EVERYBODY HURTS, SOMETIMES: Eve replies to Barry Deutsch

Wildly, horribly brief reply: I won't speak for Elizabeth. But I think I'm an equal opportunity sacrifice-demander. I am a bit surprised, actually, that Barry (in an eloquent post) speaks as if I am asking more of homosexual couples than I would ask of, e.g., women with unwanted pregnancies, or married couples who want to divorce but are not at the "high-conflict" stage, or unmarried people who want to have sex outside of wedlock, or men who father children when they wish they hadn't. Just about every adult has to sacrifice for the interests of children, although the sacrifices asked of people in different situations are very different.

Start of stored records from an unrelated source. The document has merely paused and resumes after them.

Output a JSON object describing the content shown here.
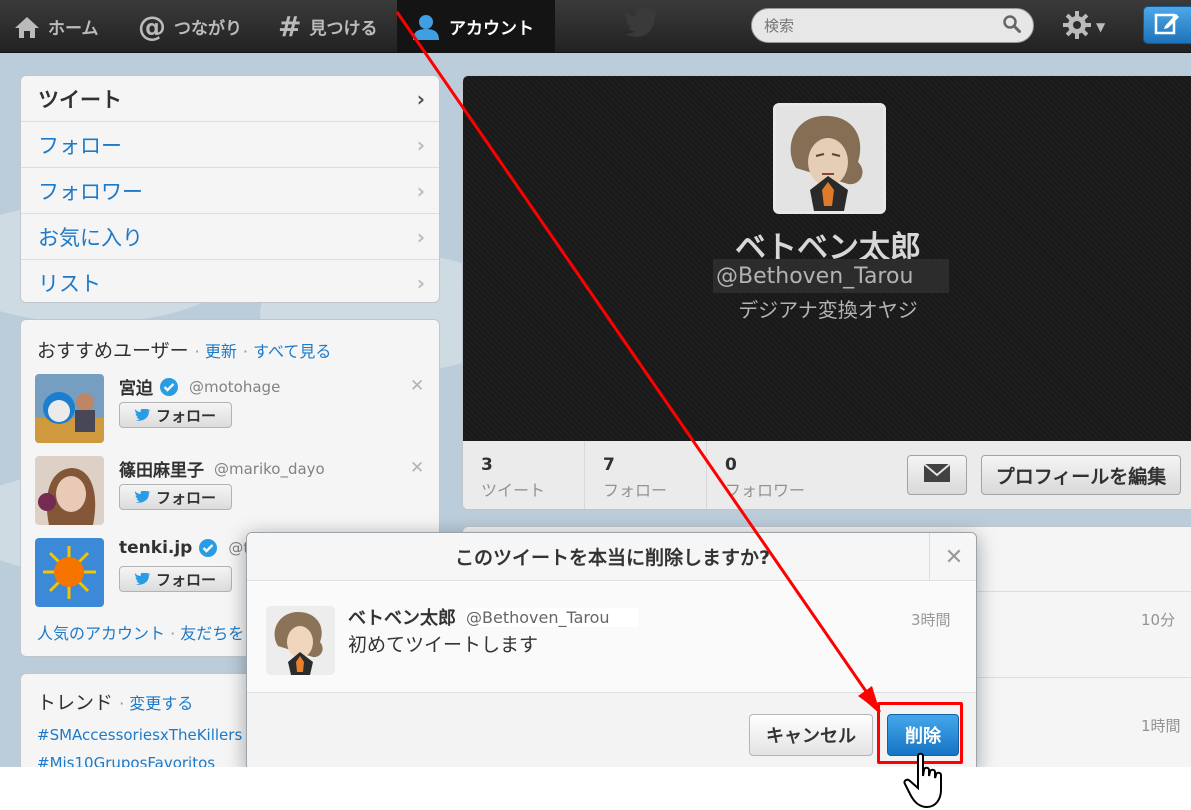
{
  "nav": {
    "items": [
      {
        "label": "ホーム",
        "icon": "home-icon"
      },
      {
        "label": "つながり",
        "icon": "at-icon"
      },
      {
        "label": "見つける",
        "icon": "hashtag-icon"
      },
      {
        "label": "アカウント",
        "icon": "person-icon"
      }
    ],
    "search_placeholder": "検索"
  },
  "sidebar": {
    "menu": [
      {
        "label": "ツイート",
        "selected": true
      },
      {
        "label": "フォロー"
      },
      {
        "label": "フォロワー"
      },
      {
        "label": "お気に入り"
      },
      {
        "label": "リスト"
      }
    ],
    "recommend": {
      "title": "おすすめユーザー",
      "refresh": "更新",
      "see_all": "すべて見る",
      "follow_label": "フォロー",
      "users": [
        {
          "name": "宮迫",
          "handle": "@motohage",
          "verified": true
        },
        {
          "name": "篠田麻里子",
          "handle": "@mariko_dayo",
          "verified": false
        },
        {
          "name": "tenki.jp",
          "handle": "@t",
          "verified": true
        }
      ],
      "footer_popular": "人気のアカウント",
      "footer_friends": "友だちを"
    },
    "trends": {
      "title": "トレンド",
      "change": "変更する",
      "items": [
        "#SMAccessoriesxTheKillers",
        "#Mis10GruposFavoritos"
      ]
    }
  },
  "profile": {
    "name": "ベトベン太郎",
    "handle": "@Bethoven_Tarou",
    "bio": "デジアナ変換オヤジ",
    "stats": [
      {
        "num": "3",
        "label": "ツイート"
      },
      {
        "num": "7",
        "label": "フォロー"
      },
      {
        "num": "0",
        "label": "フォロワー"
      }
    ],
    "edit_label": "プロフィールを編集"
  },
  "timeline": {
    "times": [
      "10分",
      "1時間"
    ]
  },
  "modal": {
    "title": "このツイートを本当に削除しますか?",
    "tweet_name": "ベトベン太郎",
    "tweet_handle": "@Bethoven_Tarou",
    "tweet_text": "初めてツイートします",
    "tweet_time": "3時間",
    "cancel_label": "キャンセル",
    "delete_label": "削除"
  },
  "colors": {
    "accent_link": "#1f7fd1",
    "delete_button": "#1674c4",
    "annotation_red": "#ff0000"
  }
}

I am not asking people in homosexual relationships to forgo something they want while saying people in heterosexual relationships should get everything they want. My email from people in or seeking heterosexual relationships strongly suggests that they understand how much is being asked of them.... The response is, of course, not to wallow in sorrow for oneself, but to try as best one can to love one's responsibilities; to find joy in the necessary sacrifices and solace in the rest of life.

I will also say, again overbriefly, that I think Barry is conflating equality and happiness. Marriage is treated differently by law and society because it does more for society. Other relationships, no matter how much they do for the couple, do less for the rest of us, and consequently are treated differently. Possibly more later if people express interest.